The business association that partially triggered Colombia’s national strike said on Thursday that the consequent anti-government protests cost $342 million (COP1.2 trillion) in the first week.

According to the director of Fenalco, Jaime Cabal, the strike costs businesses some $42.7 million (COP150 billion) a day.

The business organization’s complaint is ironic because Cabal, a close ally of President Ivan Duque, was one of the main instigators of the strike.

The Fenalco chief proposed to allow businesses to hire workers per hour and lower the minimum wage in certain regions last month.

The proposals infuriated many Colombians, fueled support for the biggest national strike in four decades and became part of what the protesters call Duque’s “Great Package.”

Labor unions’ demands that these proposals not become reality are among the 13 demands of the strike leaders.


Colombia’s national strike: the social leaders’ demands


Fenalco, which was founded by the father of former Defense Minister Guillermo Botero, is one of the most controversial business associations in Colombia.

The organization has been a fierce opponent of the country’s peace process. Some of its members are accused of being complicit in crimes against humanity committed by paramilitary groups.

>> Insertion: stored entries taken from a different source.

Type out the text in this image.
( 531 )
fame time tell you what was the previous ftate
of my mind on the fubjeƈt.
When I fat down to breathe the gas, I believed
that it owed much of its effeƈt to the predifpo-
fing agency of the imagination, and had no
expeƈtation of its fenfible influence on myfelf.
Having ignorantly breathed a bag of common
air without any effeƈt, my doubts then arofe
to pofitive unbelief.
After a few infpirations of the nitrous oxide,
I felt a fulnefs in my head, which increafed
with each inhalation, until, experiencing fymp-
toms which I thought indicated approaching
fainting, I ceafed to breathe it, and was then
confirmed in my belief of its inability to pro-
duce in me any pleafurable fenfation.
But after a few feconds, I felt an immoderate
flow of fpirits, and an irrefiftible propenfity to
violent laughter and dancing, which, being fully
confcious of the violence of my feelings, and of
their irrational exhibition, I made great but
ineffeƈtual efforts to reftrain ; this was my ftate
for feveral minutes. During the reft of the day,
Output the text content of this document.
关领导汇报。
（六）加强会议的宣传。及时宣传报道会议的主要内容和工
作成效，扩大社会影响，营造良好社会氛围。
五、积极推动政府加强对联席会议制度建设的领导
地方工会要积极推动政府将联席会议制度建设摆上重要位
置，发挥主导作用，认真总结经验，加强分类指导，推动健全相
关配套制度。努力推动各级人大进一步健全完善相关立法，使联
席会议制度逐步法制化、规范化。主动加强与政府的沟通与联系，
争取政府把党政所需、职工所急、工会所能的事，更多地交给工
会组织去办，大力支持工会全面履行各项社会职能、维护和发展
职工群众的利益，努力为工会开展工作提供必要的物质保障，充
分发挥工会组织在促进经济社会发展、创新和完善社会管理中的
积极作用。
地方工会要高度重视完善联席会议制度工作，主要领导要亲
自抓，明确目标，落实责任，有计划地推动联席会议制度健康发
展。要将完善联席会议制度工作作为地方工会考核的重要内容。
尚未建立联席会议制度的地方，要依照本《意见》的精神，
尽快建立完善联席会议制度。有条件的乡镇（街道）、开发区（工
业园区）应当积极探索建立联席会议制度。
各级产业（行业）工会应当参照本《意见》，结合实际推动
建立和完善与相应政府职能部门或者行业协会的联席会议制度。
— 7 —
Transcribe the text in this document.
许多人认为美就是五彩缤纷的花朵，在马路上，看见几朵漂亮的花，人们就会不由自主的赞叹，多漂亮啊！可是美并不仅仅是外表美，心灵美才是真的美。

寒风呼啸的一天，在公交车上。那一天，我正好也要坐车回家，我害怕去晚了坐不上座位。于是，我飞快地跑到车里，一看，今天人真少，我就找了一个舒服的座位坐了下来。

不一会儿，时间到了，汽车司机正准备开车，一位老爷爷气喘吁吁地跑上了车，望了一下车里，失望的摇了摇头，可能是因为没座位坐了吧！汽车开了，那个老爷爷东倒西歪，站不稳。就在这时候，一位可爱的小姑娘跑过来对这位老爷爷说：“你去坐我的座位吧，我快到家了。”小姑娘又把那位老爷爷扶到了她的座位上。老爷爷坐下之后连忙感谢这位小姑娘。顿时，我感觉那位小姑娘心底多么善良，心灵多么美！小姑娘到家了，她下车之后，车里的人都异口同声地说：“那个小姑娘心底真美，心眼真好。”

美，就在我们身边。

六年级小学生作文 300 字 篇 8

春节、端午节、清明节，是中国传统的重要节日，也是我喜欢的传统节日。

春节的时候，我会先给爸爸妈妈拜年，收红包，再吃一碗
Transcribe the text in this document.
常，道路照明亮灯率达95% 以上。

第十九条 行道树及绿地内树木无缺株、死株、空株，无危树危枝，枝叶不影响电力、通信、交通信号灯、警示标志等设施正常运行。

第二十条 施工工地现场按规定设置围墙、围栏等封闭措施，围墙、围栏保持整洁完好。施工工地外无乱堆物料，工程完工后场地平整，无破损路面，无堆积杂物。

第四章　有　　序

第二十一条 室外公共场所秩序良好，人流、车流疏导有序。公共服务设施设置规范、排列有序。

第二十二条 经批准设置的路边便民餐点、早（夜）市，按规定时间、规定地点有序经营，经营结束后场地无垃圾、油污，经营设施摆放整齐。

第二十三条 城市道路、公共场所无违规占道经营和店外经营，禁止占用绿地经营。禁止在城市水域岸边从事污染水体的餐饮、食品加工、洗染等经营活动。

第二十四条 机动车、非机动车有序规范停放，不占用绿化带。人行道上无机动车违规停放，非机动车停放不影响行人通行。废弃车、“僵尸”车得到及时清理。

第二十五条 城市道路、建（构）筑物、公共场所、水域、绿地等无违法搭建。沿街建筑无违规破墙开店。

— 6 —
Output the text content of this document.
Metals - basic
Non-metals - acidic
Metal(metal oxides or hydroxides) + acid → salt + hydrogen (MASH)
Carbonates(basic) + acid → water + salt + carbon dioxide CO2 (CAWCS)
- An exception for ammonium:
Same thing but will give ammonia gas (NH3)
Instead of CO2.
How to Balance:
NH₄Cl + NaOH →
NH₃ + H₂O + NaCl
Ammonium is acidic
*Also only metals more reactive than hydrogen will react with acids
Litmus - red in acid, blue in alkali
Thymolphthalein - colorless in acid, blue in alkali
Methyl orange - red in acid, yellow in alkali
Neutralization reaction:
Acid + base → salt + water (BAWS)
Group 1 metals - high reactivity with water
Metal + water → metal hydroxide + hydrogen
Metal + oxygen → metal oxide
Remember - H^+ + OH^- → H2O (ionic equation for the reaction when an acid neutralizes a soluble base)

In a meeting with Duque last week, Cabal said the strike and the protests were a “systematic destabilization attack on democracy, on Colombia’s economic model” organized by “destabilization leaders, both national and international.”


Who in Colombia is taking part in national strike and why


Far-right allies of Duque, including his political patron Alvaro Uribe, have spun all kinds of conspiracy theories, some claiming that satanists, international anarchists and the Forum of Sao Paulo, an international organization of leftist political parties, were behind the strike.

The strike is organized by labor unions and student organizations and has received the support of dozens of social organizations, most prominently native Colombian organization ONIC, whose members have suffered an escalation in deadly violence since the president took office last year.